Lacy M. Johnson
Lacy M. Johnson (Lacy M. Johnson on Twitter)

Review: Houston Memoirist Lacy M. Johnson’s The Other Side Finds Redemption in the Dark

by

Lacy M. Johnson reads at Brazos Bookstore in Houston on Thursday, July 22, at 7 p.m.; at The Twig Book Shop in San Antonio on Sunday, July 27, at 3 p.m.; and at BookPeople in Austin on Tuesday, July 29, at 7 p.m.

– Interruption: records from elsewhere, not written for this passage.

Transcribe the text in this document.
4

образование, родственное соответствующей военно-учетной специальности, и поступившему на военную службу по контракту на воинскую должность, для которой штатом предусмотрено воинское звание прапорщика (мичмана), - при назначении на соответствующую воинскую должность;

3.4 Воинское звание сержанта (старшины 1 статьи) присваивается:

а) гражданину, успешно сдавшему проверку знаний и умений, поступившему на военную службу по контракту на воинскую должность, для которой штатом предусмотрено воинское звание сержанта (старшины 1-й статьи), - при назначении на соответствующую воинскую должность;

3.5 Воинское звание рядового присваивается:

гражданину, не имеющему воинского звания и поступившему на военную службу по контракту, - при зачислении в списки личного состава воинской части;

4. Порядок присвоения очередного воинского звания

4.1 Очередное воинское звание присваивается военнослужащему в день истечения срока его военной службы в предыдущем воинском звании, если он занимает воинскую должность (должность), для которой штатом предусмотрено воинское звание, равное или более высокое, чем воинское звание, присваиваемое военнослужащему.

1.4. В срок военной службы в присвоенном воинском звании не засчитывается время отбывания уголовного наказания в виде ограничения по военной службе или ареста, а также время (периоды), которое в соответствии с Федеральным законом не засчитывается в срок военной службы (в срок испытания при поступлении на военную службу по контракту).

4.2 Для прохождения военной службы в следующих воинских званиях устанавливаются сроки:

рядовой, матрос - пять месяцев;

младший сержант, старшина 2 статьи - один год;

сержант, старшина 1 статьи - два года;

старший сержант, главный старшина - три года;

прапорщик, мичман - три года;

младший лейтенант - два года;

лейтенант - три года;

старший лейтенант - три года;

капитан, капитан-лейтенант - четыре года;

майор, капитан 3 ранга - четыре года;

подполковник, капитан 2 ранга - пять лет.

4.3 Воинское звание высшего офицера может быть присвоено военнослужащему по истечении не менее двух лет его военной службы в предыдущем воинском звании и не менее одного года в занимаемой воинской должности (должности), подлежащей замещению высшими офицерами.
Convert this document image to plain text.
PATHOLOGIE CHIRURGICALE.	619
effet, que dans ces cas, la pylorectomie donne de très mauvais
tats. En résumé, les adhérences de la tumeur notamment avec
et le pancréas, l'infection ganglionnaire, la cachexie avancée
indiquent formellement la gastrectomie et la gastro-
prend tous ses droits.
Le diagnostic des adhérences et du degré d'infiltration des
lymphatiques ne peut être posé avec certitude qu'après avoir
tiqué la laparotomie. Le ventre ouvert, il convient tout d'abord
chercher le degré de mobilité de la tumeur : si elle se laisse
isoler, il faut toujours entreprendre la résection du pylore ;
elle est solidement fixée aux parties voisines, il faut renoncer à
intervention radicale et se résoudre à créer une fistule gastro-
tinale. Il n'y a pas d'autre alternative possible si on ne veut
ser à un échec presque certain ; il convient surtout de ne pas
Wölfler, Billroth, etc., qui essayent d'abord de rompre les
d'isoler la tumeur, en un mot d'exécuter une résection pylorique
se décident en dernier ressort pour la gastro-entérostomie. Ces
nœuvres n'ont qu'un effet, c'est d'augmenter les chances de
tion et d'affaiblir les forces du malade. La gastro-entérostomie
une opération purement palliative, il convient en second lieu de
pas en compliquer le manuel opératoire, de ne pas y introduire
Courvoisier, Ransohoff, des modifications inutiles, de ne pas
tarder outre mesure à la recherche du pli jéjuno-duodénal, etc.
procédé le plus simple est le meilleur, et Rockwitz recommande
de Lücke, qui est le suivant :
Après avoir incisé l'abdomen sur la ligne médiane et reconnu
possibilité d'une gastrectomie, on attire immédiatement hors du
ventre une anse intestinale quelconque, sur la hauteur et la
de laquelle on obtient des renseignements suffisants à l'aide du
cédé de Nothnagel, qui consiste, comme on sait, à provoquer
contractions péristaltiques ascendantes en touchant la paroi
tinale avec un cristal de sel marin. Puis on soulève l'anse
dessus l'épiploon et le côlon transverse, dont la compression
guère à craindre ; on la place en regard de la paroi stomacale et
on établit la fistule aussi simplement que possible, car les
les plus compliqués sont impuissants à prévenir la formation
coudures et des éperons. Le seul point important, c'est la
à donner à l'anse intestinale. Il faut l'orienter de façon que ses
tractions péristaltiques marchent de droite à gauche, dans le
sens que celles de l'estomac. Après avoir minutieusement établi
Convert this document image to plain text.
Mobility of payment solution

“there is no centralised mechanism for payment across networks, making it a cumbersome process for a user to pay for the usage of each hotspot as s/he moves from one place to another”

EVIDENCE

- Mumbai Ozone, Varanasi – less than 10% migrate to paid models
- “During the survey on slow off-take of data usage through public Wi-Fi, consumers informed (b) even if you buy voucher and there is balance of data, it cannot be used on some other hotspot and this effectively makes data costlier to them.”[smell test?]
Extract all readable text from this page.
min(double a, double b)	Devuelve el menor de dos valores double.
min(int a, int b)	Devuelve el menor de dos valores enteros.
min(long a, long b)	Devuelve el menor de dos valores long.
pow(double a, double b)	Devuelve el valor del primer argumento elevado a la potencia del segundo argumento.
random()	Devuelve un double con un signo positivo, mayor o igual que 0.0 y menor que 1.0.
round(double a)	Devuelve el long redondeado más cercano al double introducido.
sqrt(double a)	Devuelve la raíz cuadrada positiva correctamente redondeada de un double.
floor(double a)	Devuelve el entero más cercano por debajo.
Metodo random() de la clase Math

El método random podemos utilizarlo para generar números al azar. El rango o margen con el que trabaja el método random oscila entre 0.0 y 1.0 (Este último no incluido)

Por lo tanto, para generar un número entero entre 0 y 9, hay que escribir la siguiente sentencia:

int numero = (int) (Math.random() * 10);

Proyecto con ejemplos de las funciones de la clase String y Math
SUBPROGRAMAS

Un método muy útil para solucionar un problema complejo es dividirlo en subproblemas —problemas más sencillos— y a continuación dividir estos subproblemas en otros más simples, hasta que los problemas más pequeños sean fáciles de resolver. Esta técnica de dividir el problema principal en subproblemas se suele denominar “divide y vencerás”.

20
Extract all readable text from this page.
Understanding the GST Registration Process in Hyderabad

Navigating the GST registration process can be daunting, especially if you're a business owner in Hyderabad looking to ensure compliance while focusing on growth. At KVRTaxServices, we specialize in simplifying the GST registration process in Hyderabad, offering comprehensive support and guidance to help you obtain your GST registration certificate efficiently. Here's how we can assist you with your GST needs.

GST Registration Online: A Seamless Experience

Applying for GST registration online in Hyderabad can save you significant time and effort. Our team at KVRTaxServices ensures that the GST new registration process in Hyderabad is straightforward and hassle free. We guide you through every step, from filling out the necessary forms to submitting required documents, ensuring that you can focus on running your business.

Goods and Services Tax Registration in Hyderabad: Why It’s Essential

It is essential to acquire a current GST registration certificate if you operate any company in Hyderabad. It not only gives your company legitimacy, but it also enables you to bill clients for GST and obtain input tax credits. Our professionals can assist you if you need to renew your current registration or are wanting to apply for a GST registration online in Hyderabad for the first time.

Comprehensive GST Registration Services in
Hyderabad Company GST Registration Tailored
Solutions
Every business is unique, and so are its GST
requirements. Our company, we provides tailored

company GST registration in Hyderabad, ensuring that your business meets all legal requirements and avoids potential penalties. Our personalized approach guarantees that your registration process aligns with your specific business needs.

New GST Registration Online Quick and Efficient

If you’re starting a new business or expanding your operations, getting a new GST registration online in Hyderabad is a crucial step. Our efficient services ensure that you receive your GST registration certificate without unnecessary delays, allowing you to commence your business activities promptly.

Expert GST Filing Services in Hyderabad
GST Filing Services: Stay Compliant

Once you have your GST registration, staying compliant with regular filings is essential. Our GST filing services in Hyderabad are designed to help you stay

How does one tell an unspeakable story? This question hovers like fog over Lacy M. Johnson’s The Other Side, a memoir about the author’s imprisonment and rape, in 2000, at the hands of a man she had once dated. Since then, Johnson has found happiness both professionally (she received her Ph.D. from the University of Houston and now works as director of academic initiatives at UH’s Cynthia Woods Mitchell Center for the Arts) and personally (as a wife and mother), yet the crime—whose perpetrator escaped the American justice system by moving to Venezuela—has continued to haunt her. The Other Side is a book about an abusive relationship leading to a violent crime, yes, but more than that it’s about the difficulty and necessity of telling such a story instead of allowing others to tell it for you.

The Other Side
The Other Side
By Lacy M. Johnson
Tin House Books
232 pages; $15.95  Tin House Books

Johnson shows less interest in the awful facts at her memoir’s center than in the way she experienced those facts. She rarely addresses the rape directly, circling it at a distance, oftentimes even standing outside of her story to focus on objective-seeming materials—police reports, photographs, newspaper articles—only to then question their objectivity by delving into her own memories. (“It’s possible I’m not remembering right,” Johnson tells her therapist, who responds: “Is there any other way of remembering?”) This tension between fact and perception forms the book’s intellectual backbone, and though The Other Side begins as a true-crime story, it flowers into an investigation of memory.

Despite the subject matter, Johnson never wallows in bleakness. Her writing style is engaging and redemptive, a trick accomplished partly by virtue of Johnson’s voice—clear and direct, but with a breezy archness that belies her story’s dark core. Upon seeing her possessions in a Ziploc bag marked EVIDENCE, Johnson writes: “Nice to meet you, Evidence.” Elsewhere she exhibits both the touch of a poet (blood in her mouth becomes “the taste of a penny stolen from the kitchen jar”) and a novelist’s eye for character-fleshing detail (her mother addresses crises with Cool Ranch Doritos). As for the crime itself, Johnson breaks it up over a couple of different chapters, never asking the reader to experience the horror in a sustained way. The Other Side moves lithely from scene to scene, shuffling the chronology so readers remain aware that no matter how terrible events may seem, a happier life for Johnson lies ahead.

All of this adds up to a great book, one that isn’t ultimately about violence, but about a woman taking control of her own story after years of looking at it as if it were a reflection, something familiar yet distant, something she never quite accepted as her own.

“How is it possible,” Johnson asks, “to reclaim the body when it’s visible only in a mirror?” The Other Side is Johnson’s attempt to shatter that mirror—to reclaim a seemingly unspeakable story and, in so doing, to bring it to an end.